As the 23-26 May European elections are looming, we have asked 27 journalists and columnists from as many EU countries to explain the main topic at stake in the electoral campaign. A series in collaboration with 27 media outlets from all over Europe.
On March 25, Portuguese MEP Ana Gomes stood up in the European Parliament chamber and accused Maltese Prime Minister Joseph Muscat of “continuing” to protect Daphne Caruana Galizia’s murderers.
The firebrand Socialist MEP’s wild claim during a debate on the rule of law in Malta sparked a political storm in the Mediterranean island.
Words of ‘traitors’ and ‘patriots’ were used and abused to fire political broadsides, especially at Malta’s opposition MEPs, who are believed to have stirred trouble on the European stage against Muscat’s government.
On the international arena, the image of Malta as a sun-drenched, historically-rich destination may have morphed into one of a tax-haven, rife with impunity and nepotism and where a journalist was blown up in a car bomb. But the feeling among the majority on the domestic front is different.
The one certain thing about the European elections in the EU’s smallest state is that the ruling Labour Party will win. And it is predicted to steamroll over its political rivals by a thumping majority, taking at least four of the six available seats, according to the latest opinion polls.
The election comes 18 months after a car bomb in the sleepy village of Bidnija killed Caruana Galizia, sending Malta into an unprecedented downward spiral of institutional distrust.
Caruana Galizia was killed after the Panama Papers had exposed the fact that two senior government officials held secret offshore accounts. Three men have since been charged with her murder but the mastermind remains at large.

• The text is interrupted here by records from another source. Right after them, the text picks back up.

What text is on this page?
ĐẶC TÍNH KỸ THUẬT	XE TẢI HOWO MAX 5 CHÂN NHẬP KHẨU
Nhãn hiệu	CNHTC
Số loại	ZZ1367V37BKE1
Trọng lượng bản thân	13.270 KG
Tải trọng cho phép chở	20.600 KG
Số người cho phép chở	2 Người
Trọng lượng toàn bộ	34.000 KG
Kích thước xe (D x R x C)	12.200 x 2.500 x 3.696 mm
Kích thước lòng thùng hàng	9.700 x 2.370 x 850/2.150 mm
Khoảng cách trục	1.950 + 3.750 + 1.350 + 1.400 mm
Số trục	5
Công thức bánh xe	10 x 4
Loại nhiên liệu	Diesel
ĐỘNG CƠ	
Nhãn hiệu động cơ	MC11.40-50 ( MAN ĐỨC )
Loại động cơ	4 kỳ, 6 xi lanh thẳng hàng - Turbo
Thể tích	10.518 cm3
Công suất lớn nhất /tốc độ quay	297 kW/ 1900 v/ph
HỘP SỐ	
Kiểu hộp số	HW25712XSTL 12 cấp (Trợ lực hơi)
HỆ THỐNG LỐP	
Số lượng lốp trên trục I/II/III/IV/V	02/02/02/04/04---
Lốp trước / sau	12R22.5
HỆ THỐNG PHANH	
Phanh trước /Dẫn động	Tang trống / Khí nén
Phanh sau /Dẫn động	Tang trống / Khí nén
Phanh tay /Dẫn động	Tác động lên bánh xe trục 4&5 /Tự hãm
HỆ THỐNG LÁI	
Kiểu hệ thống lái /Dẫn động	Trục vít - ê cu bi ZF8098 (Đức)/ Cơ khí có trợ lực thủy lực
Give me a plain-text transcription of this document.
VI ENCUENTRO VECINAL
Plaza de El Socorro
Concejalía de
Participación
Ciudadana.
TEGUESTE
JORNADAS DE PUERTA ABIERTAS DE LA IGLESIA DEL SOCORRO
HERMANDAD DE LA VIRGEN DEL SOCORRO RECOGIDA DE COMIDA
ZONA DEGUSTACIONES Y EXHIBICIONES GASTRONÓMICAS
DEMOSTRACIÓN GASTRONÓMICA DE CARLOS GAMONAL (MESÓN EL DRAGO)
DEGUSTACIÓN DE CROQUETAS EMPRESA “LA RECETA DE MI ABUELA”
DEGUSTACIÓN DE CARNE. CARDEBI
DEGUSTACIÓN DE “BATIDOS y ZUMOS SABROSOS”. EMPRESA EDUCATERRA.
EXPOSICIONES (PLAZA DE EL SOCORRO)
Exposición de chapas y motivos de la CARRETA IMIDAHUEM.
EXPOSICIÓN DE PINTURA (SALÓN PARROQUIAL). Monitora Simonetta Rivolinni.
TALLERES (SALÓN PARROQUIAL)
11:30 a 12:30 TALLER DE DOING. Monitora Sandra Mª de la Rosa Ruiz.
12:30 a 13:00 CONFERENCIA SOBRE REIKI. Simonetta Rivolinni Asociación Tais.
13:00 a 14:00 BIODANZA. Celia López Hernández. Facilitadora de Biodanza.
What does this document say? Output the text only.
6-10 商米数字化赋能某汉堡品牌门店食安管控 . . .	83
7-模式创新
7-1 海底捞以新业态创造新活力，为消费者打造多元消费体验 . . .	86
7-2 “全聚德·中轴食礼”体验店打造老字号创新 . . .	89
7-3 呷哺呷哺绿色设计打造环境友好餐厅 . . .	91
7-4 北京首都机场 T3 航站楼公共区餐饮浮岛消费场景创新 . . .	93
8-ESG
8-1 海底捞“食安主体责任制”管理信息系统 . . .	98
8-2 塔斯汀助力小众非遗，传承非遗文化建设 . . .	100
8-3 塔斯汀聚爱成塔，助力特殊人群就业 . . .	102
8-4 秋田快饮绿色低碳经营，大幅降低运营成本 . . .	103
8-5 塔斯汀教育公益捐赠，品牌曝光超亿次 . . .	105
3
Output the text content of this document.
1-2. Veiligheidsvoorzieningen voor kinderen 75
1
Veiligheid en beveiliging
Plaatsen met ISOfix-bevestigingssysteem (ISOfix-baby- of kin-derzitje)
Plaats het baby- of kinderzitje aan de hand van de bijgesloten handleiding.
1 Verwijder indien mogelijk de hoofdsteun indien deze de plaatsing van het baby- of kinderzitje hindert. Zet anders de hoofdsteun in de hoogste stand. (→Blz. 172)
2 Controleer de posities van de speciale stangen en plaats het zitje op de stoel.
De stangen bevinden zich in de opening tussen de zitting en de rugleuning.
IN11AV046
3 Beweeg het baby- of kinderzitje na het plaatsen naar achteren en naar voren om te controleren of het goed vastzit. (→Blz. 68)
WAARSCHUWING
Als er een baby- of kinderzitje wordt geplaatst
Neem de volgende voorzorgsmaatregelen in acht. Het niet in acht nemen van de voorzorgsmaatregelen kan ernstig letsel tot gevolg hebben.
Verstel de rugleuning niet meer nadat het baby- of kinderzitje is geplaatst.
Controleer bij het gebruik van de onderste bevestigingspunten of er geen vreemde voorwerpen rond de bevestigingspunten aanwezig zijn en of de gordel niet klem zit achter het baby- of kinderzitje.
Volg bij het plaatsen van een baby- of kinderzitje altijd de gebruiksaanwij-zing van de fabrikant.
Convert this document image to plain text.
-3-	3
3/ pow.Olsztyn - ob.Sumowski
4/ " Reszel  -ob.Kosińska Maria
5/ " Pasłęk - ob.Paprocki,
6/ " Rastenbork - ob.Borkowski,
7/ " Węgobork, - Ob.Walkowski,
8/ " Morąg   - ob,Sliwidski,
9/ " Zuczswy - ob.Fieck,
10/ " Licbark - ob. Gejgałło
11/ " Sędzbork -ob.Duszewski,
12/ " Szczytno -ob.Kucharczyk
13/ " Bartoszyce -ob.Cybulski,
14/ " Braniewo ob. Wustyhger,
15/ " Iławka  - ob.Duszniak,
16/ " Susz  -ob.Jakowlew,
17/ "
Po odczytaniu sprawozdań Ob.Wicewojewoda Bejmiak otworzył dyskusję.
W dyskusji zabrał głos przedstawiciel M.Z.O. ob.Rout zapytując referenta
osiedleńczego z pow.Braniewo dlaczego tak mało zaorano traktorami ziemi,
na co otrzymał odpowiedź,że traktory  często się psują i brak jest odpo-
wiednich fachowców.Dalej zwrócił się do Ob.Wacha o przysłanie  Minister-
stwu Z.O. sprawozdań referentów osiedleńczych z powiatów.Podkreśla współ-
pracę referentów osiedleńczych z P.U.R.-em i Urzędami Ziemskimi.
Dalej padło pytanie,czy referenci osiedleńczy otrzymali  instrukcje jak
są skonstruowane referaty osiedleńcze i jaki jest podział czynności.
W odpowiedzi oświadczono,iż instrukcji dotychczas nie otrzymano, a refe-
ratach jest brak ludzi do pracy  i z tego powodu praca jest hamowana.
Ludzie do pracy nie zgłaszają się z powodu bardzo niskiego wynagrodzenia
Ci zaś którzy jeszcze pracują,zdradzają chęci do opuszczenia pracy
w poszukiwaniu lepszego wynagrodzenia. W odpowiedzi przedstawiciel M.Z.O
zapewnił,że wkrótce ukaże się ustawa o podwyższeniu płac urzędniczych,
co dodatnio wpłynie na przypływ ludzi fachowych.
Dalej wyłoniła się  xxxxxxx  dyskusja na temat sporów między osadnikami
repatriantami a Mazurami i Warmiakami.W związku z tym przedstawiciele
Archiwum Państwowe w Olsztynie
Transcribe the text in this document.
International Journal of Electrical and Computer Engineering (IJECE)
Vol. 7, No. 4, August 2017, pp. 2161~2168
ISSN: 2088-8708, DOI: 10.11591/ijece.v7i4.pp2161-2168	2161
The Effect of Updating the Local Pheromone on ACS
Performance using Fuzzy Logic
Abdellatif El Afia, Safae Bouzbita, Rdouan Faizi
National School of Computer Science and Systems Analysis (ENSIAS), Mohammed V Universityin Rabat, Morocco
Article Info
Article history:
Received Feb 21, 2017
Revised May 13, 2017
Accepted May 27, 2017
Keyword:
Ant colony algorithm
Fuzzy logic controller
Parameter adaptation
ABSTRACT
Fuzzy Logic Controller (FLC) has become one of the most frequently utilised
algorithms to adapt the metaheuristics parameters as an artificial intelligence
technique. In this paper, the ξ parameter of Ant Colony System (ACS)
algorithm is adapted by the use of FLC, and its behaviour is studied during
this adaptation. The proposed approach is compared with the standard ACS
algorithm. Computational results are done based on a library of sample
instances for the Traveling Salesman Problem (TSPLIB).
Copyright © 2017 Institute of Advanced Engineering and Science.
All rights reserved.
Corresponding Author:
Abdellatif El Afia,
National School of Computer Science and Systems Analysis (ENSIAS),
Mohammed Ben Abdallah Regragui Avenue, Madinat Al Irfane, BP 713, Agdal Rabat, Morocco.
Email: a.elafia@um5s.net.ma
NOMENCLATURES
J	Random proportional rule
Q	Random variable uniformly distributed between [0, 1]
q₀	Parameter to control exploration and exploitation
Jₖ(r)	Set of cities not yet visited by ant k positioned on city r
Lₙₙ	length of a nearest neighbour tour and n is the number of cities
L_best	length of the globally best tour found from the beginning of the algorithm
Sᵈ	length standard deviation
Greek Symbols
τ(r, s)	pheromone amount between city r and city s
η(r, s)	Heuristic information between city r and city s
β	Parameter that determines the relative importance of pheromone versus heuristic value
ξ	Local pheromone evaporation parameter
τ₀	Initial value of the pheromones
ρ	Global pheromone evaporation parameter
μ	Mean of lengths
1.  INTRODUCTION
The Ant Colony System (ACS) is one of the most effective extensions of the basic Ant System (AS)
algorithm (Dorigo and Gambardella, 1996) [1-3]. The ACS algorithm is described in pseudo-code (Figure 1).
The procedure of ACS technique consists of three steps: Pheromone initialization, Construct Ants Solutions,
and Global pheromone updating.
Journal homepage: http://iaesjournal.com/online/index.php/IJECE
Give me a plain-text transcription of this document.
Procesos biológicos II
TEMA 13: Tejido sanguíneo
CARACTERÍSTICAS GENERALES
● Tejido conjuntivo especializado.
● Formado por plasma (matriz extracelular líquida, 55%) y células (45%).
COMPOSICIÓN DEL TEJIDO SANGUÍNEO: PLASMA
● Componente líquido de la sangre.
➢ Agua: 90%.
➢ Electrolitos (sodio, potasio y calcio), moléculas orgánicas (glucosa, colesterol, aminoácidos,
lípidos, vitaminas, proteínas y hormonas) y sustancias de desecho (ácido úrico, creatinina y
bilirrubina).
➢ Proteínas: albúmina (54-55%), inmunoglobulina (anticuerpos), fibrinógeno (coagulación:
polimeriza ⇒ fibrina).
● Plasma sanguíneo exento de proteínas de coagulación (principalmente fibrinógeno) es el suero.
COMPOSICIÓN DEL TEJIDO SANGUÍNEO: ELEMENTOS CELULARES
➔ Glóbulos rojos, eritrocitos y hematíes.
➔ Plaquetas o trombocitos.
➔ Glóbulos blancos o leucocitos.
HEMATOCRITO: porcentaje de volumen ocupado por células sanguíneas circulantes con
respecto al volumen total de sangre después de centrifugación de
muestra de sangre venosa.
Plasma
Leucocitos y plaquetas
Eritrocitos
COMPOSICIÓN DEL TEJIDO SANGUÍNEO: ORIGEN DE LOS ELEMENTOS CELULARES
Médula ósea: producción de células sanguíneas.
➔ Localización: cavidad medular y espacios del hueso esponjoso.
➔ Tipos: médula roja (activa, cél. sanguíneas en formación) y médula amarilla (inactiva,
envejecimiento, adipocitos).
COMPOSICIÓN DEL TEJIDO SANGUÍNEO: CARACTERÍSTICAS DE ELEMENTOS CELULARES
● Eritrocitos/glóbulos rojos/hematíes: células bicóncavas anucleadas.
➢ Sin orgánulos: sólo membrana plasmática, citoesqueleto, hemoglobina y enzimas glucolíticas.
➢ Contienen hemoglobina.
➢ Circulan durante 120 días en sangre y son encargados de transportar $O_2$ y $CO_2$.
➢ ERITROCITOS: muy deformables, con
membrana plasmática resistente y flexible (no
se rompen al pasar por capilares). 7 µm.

The corruption claims and murder pointed towards deeper structural flaws in Malta’s rule of law. MEPs released a damning report in which they cited serious concerns about the country’s legal system and separation of powers, as well as its “weak implementation” of anti-money laundering legislation.
Cue: for the last three years, Malta’s leaders have repeatedly been dragged to Brussels and Strasbourg to defend the country’s reputation against an onslaught of accusations often akin to a banana republic.
The government’s three MEPs held rank and fought back claims at every available opportunity. Socialist MEP Alfred Sant, a former prime minister, insisted that issues about rule of law were being used to advance what he termed as “polarised and biased interests” arising from national politics.
Warding off scathing criticism in Malta, David Casa, an MEP from the opposition Nationalist Party, said: “I and others calling for accountability have been labelled ‘traitors’ deserving of punishment. It is what happens when institutions are captured, impunity flourishes, and corrupt politicians substitute themselves for the state.”
On the flip side, the three Nationalist MEPs have earned the title of ‘patriots’ among supporters who believe only Brussels can resolve Malta’s domestic problems.
But while some European governments were booted out of office amid mounting international pressure, the criticism appears to have strengthened the ruling Labour government’s grip.
There are other reasons why Labour is expected to dominate the European elections.
Muscat is a charismatic leader and a powerful orator and is often referred to as the ‘Teflon Prime Minister’, falling into the category of political leaders who appear to have the flair to brush off any scandal with impeccable ease… at least in his supporters’ eyes.
Secondly, the opposition centre-right Nationalist Party is led by a man that many within his own party refuse to acknowledge. Adrian Delia has failed to make any inroads into the massive defeat sustained by his predecessor in June 2017. The latest polls show the deficit between the two main parties now resembles a gulf.
Many of Delia’s biggest critics have already publicly declared they would abstain from voting in the May elections to try to force him to step down.
Thirdly, the island of almost half a million inhabitants is experiencing a financial boom. Buoyed by booming tourism figures, a thriving online gambling industry and a controversial construction industry, the country is registering economic growth rates which would make most EU states water at the mouth.
The contentious Individual Investment Programme scheme – a cash-for-passports scheme – has also boosted Malta’s coffers with millions.
There are several candidates running on the tickets of smaller parties, including Malta’s first openly pro-choice candidate – LGBT activist Mina Tolu is contesting for the Greens calling for the decriminalisation of abortion.
Migration remains a hot potato in a country at the southernmost tip of the country but the two main parties are now on an equal footing where it comes to rhetoric.
Self-styled ‘racialist’ and Nazi sympathiser Norman Lowell, who once suggested migrants’ boats should be sunk 14 miles from shore, is again contesting the MEP elections.
But in an electoral system engineered to favour the two big parties, he is unlikely to win a seat in Brussels.
Ultimately, the electorate cares about who will protect Malta’s interests on the European stage – depends on which side of the fence you sit on. The EU might have switched its radar onto the tiny republic, and even though its criticism has not stoked any resentment towards Brussels, tiny Malta is expected to once again look inwards and vote along traditional party lines.